What she failed to mention, was the bad karma that came from being negligent in your duties as a sponsor. For instance, buying a kid comes with the necessity of writing the kid every so often. Which I sat down to do the night after. And like most everything else I write, I needed to revise it.
Immediately I had two interviews that came just short, whether because I didn't have a car or because I knew I had no interest in the position. Afterwards I forgot about Carlos and the interviews dried up just as quickly.
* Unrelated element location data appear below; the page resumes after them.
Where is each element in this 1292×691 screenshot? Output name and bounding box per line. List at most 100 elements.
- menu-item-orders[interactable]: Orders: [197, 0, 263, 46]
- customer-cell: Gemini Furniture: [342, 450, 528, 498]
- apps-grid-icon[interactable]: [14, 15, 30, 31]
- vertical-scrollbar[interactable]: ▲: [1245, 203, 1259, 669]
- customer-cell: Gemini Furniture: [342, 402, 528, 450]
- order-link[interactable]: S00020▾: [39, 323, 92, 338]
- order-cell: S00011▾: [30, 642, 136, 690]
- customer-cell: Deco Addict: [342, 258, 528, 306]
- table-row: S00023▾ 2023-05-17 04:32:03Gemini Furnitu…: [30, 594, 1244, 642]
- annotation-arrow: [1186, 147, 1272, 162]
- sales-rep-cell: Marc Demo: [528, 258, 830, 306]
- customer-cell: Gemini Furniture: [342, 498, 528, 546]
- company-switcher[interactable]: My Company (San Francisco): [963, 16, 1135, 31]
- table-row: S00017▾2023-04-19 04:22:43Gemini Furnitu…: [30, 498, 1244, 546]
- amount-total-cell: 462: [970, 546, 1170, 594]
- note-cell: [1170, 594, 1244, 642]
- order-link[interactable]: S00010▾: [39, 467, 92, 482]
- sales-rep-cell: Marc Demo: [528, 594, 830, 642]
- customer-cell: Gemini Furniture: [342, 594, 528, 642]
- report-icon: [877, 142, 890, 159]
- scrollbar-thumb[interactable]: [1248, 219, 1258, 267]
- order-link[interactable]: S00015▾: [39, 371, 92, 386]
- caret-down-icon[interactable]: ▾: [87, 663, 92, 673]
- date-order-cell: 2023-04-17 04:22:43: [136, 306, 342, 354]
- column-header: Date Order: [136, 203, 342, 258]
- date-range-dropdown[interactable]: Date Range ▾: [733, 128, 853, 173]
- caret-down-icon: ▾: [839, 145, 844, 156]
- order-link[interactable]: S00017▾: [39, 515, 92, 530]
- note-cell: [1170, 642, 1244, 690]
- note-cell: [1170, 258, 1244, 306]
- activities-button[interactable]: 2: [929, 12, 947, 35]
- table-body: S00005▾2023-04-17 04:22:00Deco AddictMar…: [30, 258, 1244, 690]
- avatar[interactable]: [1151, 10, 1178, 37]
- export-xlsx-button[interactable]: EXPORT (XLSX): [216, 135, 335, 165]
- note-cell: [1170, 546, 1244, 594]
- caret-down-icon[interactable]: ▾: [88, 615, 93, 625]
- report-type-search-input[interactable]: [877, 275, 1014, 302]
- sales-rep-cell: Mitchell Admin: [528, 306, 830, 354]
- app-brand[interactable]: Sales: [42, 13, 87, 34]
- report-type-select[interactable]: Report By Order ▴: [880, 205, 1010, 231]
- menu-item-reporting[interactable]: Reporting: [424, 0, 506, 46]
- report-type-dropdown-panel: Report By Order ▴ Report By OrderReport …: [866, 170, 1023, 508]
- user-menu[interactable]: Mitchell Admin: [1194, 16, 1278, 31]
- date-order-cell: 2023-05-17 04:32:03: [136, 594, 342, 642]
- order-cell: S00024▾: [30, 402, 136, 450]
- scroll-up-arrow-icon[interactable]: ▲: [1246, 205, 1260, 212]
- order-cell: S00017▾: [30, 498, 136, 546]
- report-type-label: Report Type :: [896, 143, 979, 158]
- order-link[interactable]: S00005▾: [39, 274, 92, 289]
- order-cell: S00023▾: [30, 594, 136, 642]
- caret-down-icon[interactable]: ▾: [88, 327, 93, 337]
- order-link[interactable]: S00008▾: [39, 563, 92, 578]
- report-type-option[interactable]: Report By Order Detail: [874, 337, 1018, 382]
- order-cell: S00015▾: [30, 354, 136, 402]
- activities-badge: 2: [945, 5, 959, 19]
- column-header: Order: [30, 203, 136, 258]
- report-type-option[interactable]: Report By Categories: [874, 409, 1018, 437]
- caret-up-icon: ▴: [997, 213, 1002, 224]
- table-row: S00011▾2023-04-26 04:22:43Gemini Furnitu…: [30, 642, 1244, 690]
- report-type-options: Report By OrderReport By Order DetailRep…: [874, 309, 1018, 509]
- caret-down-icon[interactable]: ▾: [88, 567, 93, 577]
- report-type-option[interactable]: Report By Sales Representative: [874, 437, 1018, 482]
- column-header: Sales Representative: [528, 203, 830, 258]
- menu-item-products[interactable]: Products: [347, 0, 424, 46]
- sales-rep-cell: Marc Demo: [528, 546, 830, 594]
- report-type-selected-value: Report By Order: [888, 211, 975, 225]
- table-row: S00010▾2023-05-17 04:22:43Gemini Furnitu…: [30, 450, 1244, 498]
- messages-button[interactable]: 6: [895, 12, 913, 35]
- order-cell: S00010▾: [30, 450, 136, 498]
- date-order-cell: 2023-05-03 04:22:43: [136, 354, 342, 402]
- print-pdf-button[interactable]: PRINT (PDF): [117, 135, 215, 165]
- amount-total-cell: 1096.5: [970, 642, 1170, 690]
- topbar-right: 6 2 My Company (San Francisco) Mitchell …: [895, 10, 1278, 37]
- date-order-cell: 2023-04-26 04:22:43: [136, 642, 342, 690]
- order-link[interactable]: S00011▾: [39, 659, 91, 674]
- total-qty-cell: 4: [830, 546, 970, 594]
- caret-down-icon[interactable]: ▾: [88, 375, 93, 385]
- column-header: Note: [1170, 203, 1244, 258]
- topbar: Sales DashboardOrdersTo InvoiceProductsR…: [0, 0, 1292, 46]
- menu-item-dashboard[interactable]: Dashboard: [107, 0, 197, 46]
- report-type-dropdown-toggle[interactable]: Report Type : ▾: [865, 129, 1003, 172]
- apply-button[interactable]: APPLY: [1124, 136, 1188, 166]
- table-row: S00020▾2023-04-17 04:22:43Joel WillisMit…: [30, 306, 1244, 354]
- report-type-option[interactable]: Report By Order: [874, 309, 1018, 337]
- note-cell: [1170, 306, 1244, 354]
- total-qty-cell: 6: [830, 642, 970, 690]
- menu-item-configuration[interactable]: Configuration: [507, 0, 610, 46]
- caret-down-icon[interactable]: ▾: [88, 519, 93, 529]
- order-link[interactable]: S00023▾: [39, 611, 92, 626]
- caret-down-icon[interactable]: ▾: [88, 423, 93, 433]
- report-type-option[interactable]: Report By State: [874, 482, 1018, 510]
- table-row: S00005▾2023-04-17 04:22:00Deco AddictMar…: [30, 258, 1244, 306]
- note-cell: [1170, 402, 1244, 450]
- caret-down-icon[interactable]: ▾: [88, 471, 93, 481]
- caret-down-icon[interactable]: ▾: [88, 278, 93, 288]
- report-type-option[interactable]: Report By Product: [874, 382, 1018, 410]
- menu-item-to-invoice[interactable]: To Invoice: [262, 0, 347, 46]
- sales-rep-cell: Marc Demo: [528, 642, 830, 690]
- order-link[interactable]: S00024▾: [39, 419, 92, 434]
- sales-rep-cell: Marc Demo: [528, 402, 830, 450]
I re-wrote the letter, made it simpler and shorter, and had another interview with Cambridge College. But I never sent the letter, partly because I was afraid like I'm shy of any first impression and partly because I am absent-minded. And subsequently, on the morning of my interview I woke with severe abdomenal pains and ended up in the ER of St. Vincent's for half a day. I called by interviewer to let her know, called from the hospital bed, but it was too late. The bad job karma had taken its toll again.
I wrote a third draft. Shorter and simpler still, and this time in Spanish even though I think I should have stuck to a language I know.
Not getting any leads at all led me to a second temp company, Express Personnel. I got a temp job collating at a printing company, and tore up my hands with paper cuts. We showed them to each other like battle scars around a fire, telling old war stories.
Finally, on Thursday I put it in the mailbox. Just do it, I was thinking. Just put it in and hope for the best and stop being a coward about it. Imagine, me afraid of an eleven year boy. But I was, and still am in a way.
That day I got a call from Express saying they had found me a job. It wasn't the best job, doesn't pay well, and I'll probably try to wait tables two or three times a week to pay the bills and such, but it's a job and I start Monday at 8am. Poorman-Douglas is the company and I still have little idea what I'll be doing. But it's a job.
To be fair, it's a temp-to-hire position. I get two months at temp status and if they like me, I get a slight bump in pay raise and they'll keep me on.
But something tells me I should send out a second letter in two months. You know, for job karma.